DJ-1 Protein Is Oxidatively Damaged in PD and AD Brains—Protein carbonylation is an irreversible oxidation that has been widely used as a biomarker of severe oxidative damage to proteins (5, 10, 11). Ample evidence indicates that the total level of protein carbonyls is increased in both AD and PD (4, 9). It has recently become clear that only a small subset of total brain proteins in PD and AD is carbonylated (32, 33, 36). However, the identities of these oxidatively damaged proteins are largely unknown. Furthermore, it remains to be determined whether the protein targets of oxidative damage are the same or are different in AD and PD.

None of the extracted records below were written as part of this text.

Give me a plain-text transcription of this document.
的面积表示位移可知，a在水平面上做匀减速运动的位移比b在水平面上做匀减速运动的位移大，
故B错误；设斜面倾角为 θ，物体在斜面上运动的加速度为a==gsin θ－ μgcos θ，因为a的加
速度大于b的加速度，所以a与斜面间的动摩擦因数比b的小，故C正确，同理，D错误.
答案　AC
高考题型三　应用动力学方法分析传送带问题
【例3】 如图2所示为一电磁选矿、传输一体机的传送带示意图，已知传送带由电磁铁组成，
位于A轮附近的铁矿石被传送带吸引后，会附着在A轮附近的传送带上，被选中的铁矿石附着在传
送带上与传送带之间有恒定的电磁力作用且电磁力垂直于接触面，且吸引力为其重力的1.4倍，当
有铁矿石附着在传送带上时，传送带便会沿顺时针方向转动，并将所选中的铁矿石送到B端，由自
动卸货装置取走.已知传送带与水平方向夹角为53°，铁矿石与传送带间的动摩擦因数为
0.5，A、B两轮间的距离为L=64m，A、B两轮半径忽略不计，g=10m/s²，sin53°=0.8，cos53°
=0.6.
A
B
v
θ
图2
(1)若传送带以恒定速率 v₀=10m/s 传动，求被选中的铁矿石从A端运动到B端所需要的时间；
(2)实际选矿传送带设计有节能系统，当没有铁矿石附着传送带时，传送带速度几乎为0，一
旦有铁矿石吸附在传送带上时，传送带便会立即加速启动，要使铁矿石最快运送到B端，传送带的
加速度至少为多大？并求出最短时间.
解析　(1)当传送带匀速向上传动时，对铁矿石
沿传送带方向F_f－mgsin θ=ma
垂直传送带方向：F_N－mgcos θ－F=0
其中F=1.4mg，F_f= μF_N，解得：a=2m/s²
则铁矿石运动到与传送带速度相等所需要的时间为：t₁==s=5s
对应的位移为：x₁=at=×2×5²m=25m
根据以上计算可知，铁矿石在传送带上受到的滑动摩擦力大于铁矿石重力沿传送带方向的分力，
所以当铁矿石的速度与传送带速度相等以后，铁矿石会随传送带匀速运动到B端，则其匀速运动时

To determine whether DJ-1 protein is oxidatively damaged in PD or AD brain, we used a well established assay to detect protein carbonyl groups by derivatization of the carbonyls with 2,4-dinitrophenylhydrazine and subsequent immuno-detection of the resulting hydrazones using anti-DNP antibodies (32, 33, 37, 38). Protein extracts from PD, AD, and control brains were resolved by isoelectric focusing on an immobilized pH-gradient strip followed by in-strip DNP derivatization of protein carbonyls and second-dimensional separation by SDS-PAGE and immunoblotting with anti-DJ-1 and anti-DNP antibodies (Fig. 3). We found that among the six identified monomeric forms of DJ-1, only the 20-kDa/pI 6.4 isoform was oxidatively modified, as evidenced by the significant increase in protein carbonyl content of this isoform in PD and AD brains (Fig. 3A). Of the four dimeric forms of DJ-1, three isoforms (39 kDa/pI 7.4, 39 kDa/8.0, and 39 kDa/pI 8.4) were found to exhibit elevated oxidative modification by carbonylation in PD and AD brains (Fig. 3B). No DNP immunoreactivity was observed in the controls where the primary anti-DNP antibody or the DNP derivatization procedure was omitted (data not shown), confirming the specificity of our observations. The lack of detection of carbonyls in the more acidic forms of DJ-1 monomers (pI 5.5-6.1) could mean that these isoforms represent un-carbonylated forms of DJ-1 or could be due to their lower abundance compared with the pI 6.4 DJ-1 isoform, making them undetectable because they might fall below the detection threshold required for anti-DNP immunoblotting. We favor the first interpretation, because the levels of these un-carbonylated DJ-1 monomeric forms were much higher than the dimeric forms of DJ-1 (pI 7.4-8.4) (Fig. 1A), which have been shown to be carbonylated by anti-DNP immunoblotting in the same experiments (Fig. 3B).

FIGURE 3.

FIGURE 3.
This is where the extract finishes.